TurnTrout comments on What’s up with “Responsible Scaling Policies”?

TurnTrout 30 Oct 2023 20:01 UTC
12 points
4
ok, I am quite confident you will get tons of evidence that AI systems are not aligned with you within the next few years. My primary question is what you will actually do as soon as you have identified a system as unaligned or dangerous in this way
Any operationalizations that people might make predictions on?
- ryan_greenblatt 31 Oct 2023 4:52 UTC
  2 points
  0
  Parent
  The most clear case I can think of is:
  
  Prior to AI escape or takeover, will we catch an AI in production clearly seriously trying to do an egregiously bad action when not at all prompted or directly trained to do so. For example, trying:
  - to escape
  - to create bioweapons
  - to do some action which is clearly part of an attempted takeover (prior two action might not be part of takeover)

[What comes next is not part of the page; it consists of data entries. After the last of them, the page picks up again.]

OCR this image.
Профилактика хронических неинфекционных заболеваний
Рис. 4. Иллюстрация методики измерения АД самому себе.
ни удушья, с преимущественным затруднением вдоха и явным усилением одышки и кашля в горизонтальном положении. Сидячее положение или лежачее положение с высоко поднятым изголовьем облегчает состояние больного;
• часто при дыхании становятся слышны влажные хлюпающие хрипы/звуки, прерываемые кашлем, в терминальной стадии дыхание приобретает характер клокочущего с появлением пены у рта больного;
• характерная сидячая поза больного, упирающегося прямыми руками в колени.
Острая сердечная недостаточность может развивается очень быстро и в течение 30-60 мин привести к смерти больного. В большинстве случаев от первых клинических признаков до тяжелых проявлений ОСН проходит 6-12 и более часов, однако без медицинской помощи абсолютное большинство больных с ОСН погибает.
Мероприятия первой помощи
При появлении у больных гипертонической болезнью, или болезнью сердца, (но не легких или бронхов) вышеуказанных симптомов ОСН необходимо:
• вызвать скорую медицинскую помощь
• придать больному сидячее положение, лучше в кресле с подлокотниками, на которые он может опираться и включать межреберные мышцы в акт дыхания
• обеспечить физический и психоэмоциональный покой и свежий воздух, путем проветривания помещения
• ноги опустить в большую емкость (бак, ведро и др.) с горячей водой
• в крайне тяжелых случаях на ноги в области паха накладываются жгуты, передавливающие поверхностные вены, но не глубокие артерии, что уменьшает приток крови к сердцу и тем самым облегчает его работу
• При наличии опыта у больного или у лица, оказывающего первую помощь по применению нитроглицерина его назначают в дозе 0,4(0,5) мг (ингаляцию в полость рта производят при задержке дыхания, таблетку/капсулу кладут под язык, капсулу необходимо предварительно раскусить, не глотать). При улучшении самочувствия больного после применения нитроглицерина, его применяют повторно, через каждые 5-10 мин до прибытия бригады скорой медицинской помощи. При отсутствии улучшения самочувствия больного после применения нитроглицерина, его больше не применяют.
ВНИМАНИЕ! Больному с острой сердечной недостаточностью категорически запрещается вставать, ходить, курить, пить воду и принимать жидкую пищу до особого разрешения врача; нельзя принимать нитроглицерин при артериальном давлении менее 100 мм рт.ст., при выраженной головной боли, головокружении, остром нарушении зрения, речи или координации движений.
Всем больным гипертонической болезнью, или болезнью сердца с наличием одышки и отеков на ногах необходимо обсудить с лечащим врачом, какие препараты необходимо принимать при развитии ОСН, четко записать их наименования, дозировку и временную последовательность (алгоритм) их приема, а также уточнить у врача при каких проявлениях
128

  (This might not be because of internal motivations well described as deceptive alignment.)
  
  (To be clear, I am not confidently predicting we will see this outcome and the original quote is from habryka.)
  - TurnTrout 6 Nov 2023 22:58 UTC
    2 points
    2
    Parent
    I expect to not see this, conditional on adding a stipulation like “the AI wasn’t scaffolded and then given a goal like ‘maximize profit’”, because I could imagine the AI-system coming up with nasty subgoals. In particular, I don’t expect egregiously bad actions from autoregressive sampling of an LLM tasked with doing scientific research.